The major hold up is the lack of clarity on the initial prescribing and I know for a fact that there are people in these organisations (and companies like ours supporting them) working incredible hours to make this system work. Isn't it time you supported their efforts to improve the lives of so many? Feed us the journalist concerned!
Richard Radford, Mansfield, Notts
We had to put my step father into a hospice because there was a shortage of oxygen for home use in this area. He later died (he had lung cancer) in that hospice, his last wishes had been to pass away at his home. We were all so regretful that we couldn't carry out his last wishes.
Cherry, Doncaster UK
My mother has oxygen 16 hours a day, and needs small bottles (which she carries in a backpack) to allow her to go out, drive her car, shop and so on. She needed new bottles on 1st Feb, which when she found out that her doctor and pharmacist were no longer responsible, and the new supplier, Air Product's telephone number was simply not answered (the doctor, the chemist and three of her children all trying to get through). She was facing being confined to her home for as many days as it took to get in touch with Air Products. Fortunately her doctor did a postdated prescription (bit naughty) and the chemist tracked down the last bottles available in the area, and the delivery man who had just been sacked as a result of the change - made the delivery. The letter informing my mother of the change in arrangements arrived on 3rd Feb, so she did not receive notice of the change until after it had happened - and by the way - we have still to get through to Air Products by phone.
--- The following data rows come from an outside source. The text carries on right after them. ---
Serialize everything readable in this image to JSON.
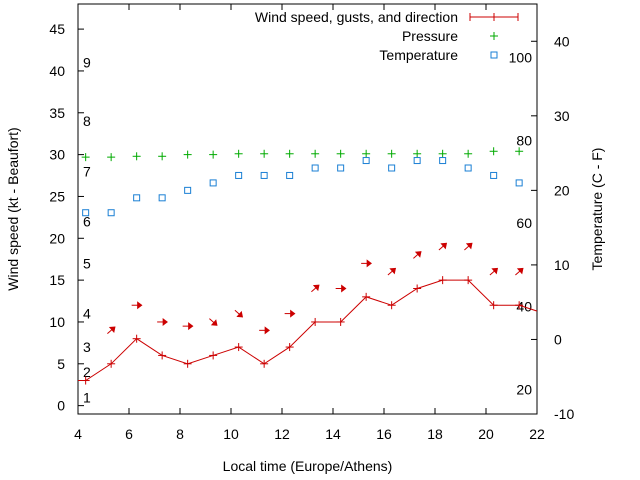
{
  "chart_data": {
    "type": "line",
    "title": "",
    "xlabel": "Local time (Europe/Athens)",
    "ylabel": "Wind speed (kt - Beaufort)",
    "y2label": "Temperature (C - F)",
    "xlim": [
      4,
      22
    ],
    "ylim": [
      -1,
      48
    ],
    "y2lim": [
      -10,
      45
    ],
    "grid": false,
    "legend_position": "top-right",
    "x_ticks": [
      4,
      6,
      8,
      10,
      12,
      14,
      16,
      18,
      20,
      22
    ],
    "y_ticks": [
      0,
      5,
      10,
      15,
      20,
      25,
      30,
      35,
      40,
      45
    ],
    "y2_ticks": [
      -10,
      0,
      10,
      20,
      30,
      40
    ],
    "beaufort_labels": [
      {
        "label": "1",
        "kt": 1
      },
      {
        "label": "2",
        "kt": 4
      },
      {
        "label": "3",
        "kt": 7
      },
      {
        "label": "4",
        "kt": 11
      },
      {
        "label": "5",
        "kt": 17
      },
      {
        "label": "6",
        "kt": 22
      },
      {
        "label": "7",
        "kt": 28
      },
      {
        "label": "8",
        "kt": 34
      },
      {
        "label": "9",
        "kt": 41
      }
    ],
    "fahrenheit_labels": [
      {
        "label": "20",
        "c": -6.7
      },
      {
        "label": "40",
        "c": 4.4
      },
      {
        "label": "60",
        "c": 15.6
      },
      {
        "label": "80",
        "c": 26.7
      },
      {
        "label": "100",
        "c": 37.8
      }
    ],
    "series": [
      {
        "name": "Wind speed, gusts, and direction",
        "axis": "y1",
        "color": "#cc0000",
        "x": [
          3.3,
          4.3,
          5.3,
          6.3,
          7.3,
          8.3,
          9.3,
          10.3,
          11.3,
          12.3,
          13.3,
          14.3,
          15.3,
          16.3,
          17.3,
          18.3,
          19.3,
          20.3,
          21.3,
          22.3
        ],
        "values": [
          3,
          3,
          5,
          8,
          6,
          5,
          6,
          7,
          5,
          7,
          10,
          10,
          13,
          12,
          14,
          15,
          15,
          12,
          12,
          11
        ]
      },
      {
        "name": "Pressure",
        "axis": "y1",
        "color": "#00aa00",
        "x": [
          4.3,
          5.3,
          6.3,
          7.3,
          8.3,
          9.3,
          10.3,
          11.3,
          12.3,
          13.3,
          14.3,
          15.3,
          16.3,
          17.3,
          18.3,
          19.3,
          20.3,
          21.3
        ],
        "values": [
          29.7,
          29.7,
          29.8,
          29.8,
          30.0,
          30.0,
          30.1,
          30.1,
          30.1,
          30.1,
          30.1,
          30.1,
          30.1,
          30.1,
          30.1,
          30.1,
          30.4,
          30.4
        ]
      },
      {
        "name": "Temperature",
        "axis": "y2",
        "color": "#1a7fd4",
        "x": [
          4.3,
          5.3,
          6.3,
          7.3,
          8.3,
          9.3,
          10.3,
          11.3,
          12.3,
          13.3,
          14.3,
          15.3,
          16.3,
          17.3,
          18.3,
          19.3,
          20.3,
          21.3
        ],
        "values": [
          17,
          17,
          19,
          19,
          20,
          21,
          22,
          22,
          22,
          23,
          23,
          24,
          23,
          24,
          24,
          23,
          22,
          21
        ]
      }
    ],
    "wind_direction_arrows": {
      "color": "#cc0000",
      "points": [
        {
          "x": 5.3,
          "kt": 9,
          "dir": "NE"
        },
        {
          "x": 6.3,
          "kt": 12,
          "dir": "E"
        },
        {
          "x": 7.3,
          "kt": 10,
          "dir": "E"
        },
        {
          "x": 8.3,
          "kt": 9.5,
          "dir": "E"
        },
        {
          "x": 9.3,
          "kt": 10,
          "dir": "SE"
        },
        {
          "x": 10.3,
          "kt": 11,
          "dir": "SE"
        },
        {
          "x": 11.3,
          "kt": 9,
          "dir": "E"
        },
        {
          "x": 12.3,
          "kt": 11,
          "dir": "E"
        },
        {
          "x": 13.3,
          "kt": 14,
          "dir": "NE"
        },
        {
          "x": 14.3,
          "kt": 14,
          "dir": "E"
        },
        {
          "x": 15.3,
          "kt": 17,
          "dir": "E"
        },
        {
          "x": 16.3,
          "kt": 16,
          "dir": "NE"
        },
        {
          "x": 17.3,
          "kt": 18,
          "dir": "NE"
        },
        {
          "x": 18.3,
          "kt": 19,
          "dir": "NE"
        },
        {
          "x": 19.3,
          "kt": 19,
          "dir": "NE"
        },
        {
          "x": 20.3,
          "kt": 16,
          "dir": "NE"
        },
        {
          "x": 21.3,
          "kt": 16,
          "dir": "NE"
        }
      ]
    }
  }
}
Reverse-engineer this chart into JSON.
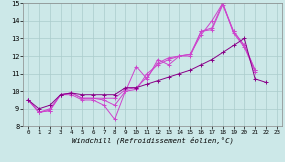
{
  "xlabel": "Windchill (Refroidissement éolien,°C)",
  "background_color": "#cce8e8",
  "grid_color": "#aacccc",
  "line_color": "#cc44cc",
  "line_color2": "#880088",
  "xlim": [
    -0.5,
    23.5
  ],
  "ylim": [
    8,
    15
  ],
  "yticks": [
    8,
    9,
    10,
    11,
    12,
    13,
    14,
    15
  ],
  "xticks": [
    0,
    1,
    2,
    3,
    4,
    5,
    6,
    7,
    8,
    9,
    10,
    11,
    12,
    13,
    14,
    15,
    16,
    17,
    18,
    19,
    20,
    21,
    22,
    23
  ],
  "series": [
    {
      "x": [
        0,
        1,
        2,
        3,
        4,
        5,
        6,
        7,
        8,
        9,
        10,
        11,
        12,
        13,
        14,
        15,
        16,
        17,
        18,
        19,
        20,
        21
      ],
      "y": [
        9.5,
        8.8,
        8.9,
        9.8,
        9.8,
        9.5,
        9.5,
        9.2,
        8.4,
        10.0,
        11.4,
        10.7,
        11.8,
        11.5,
        12.0,
        12.1,
        13.2,
        14.0,
        15.0,
        13.3,
        12.5,
        11.1
      ]
    },
    {
      "x": [
        0,
        1,
        2,
        3,
        4,
        5,
        6,
        7,
        8,
        9,
        10,
        11,
        12,
        13,
        14,
        15,
        16,
        17,
        18,
        19,
        20,
        21
      ],
      "y": [
        9.5,
        8.8,
        9.0,
        9.8,
        9.9,
        9.6,
        9.6,
        9.5,
        9.2,
        10.0,
        10.1,
        11.0,
        11.5,
        11.8,
        12.0,
        12.0,
        13.4,
        13.5,
        14.9,
        13.4,
        12.6,
        11.2
      ]
    },
    {
      "x": [
        0,
        1,
        2,
        3,
        4,
        5,
        6,
        7,
        8,
        9,
        10,
        11,
        12,
        13,
        14,
        15,
        16,
        17,
        18,
        19,
        20,
        21
      ],
      "y": [
        9.5,
        8.8,
        8.9,
        9.8,
        9.9,
        9.6,
        9.6,
        9.6,
        9.6,
        10.1,
        10.2,
        10.8,
        11.6,
        11.9,
        12.0,
        12.1,
        13.4,
        13.6,
        15.0,
        13.4,
        12.6,
        11.2
      ]
    },
    {
      "x": [
        0,
        1,
        2,
        3,
        4,
        5,
        6,
        7,
        8,
        9,
        10,
        11,
        12,
        13,
        14,
        15,
        16,
        17,
        18,
        19,
        20,
        21,
        22
      ],
      "y": [
        9.5,
        9.0,
        9.2,
        9.8,
        9.9,
        9.8,
        9.8,
        9.8,
        9.8,
        10.2,
        10.2,
        10.4,
        10.6,
        10.8,
        11.0,
        11.2,
        11.5,
        11.8,
        12.2,
        12.6,
        13.0,
        10.7,
        10.5
      ]
    }
  ]
}
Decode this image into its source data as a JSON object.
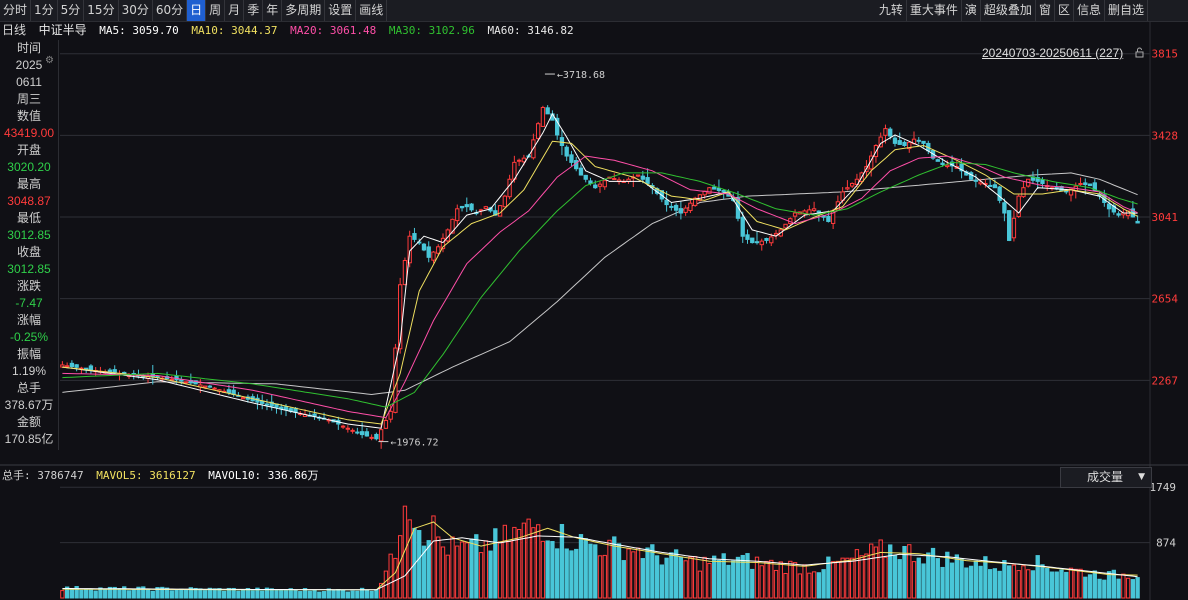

Glenys, Bradford, Yorkshire
The change in supply is only part of the problem. My mother has just died. She had started having serious breathing difficulties at home. But we could not even get oxygen at home prescribed through her GP. The GP said the specialist at the hospital (10 miles away) would have to prescribe it. But my mother was too ill to attend the hospital. So, Catch 22. I don't blame the GP - but the system of prescribing oxygen is at fault.
Peter Barnes, Bridgwater, UK
My father-in-law has chronic emphysema and had oxygen ordered by his GP at the beginning of the month. He is still to receive the delivery. He ran out of oxygen over the weekend and I had to use a repeat order (not prescription) at a Sunday pharmacy, which they kindly accepted, although did not have to, as they now have to request the prescription from the GP, who could refuse. If this incident related to a person without relatives, they would have had to attend A&E. For this to occur is not just the supplier's fault, but also the DOH, as they have a duty of care to patients to transfer this service to a competent company, which has not occurred.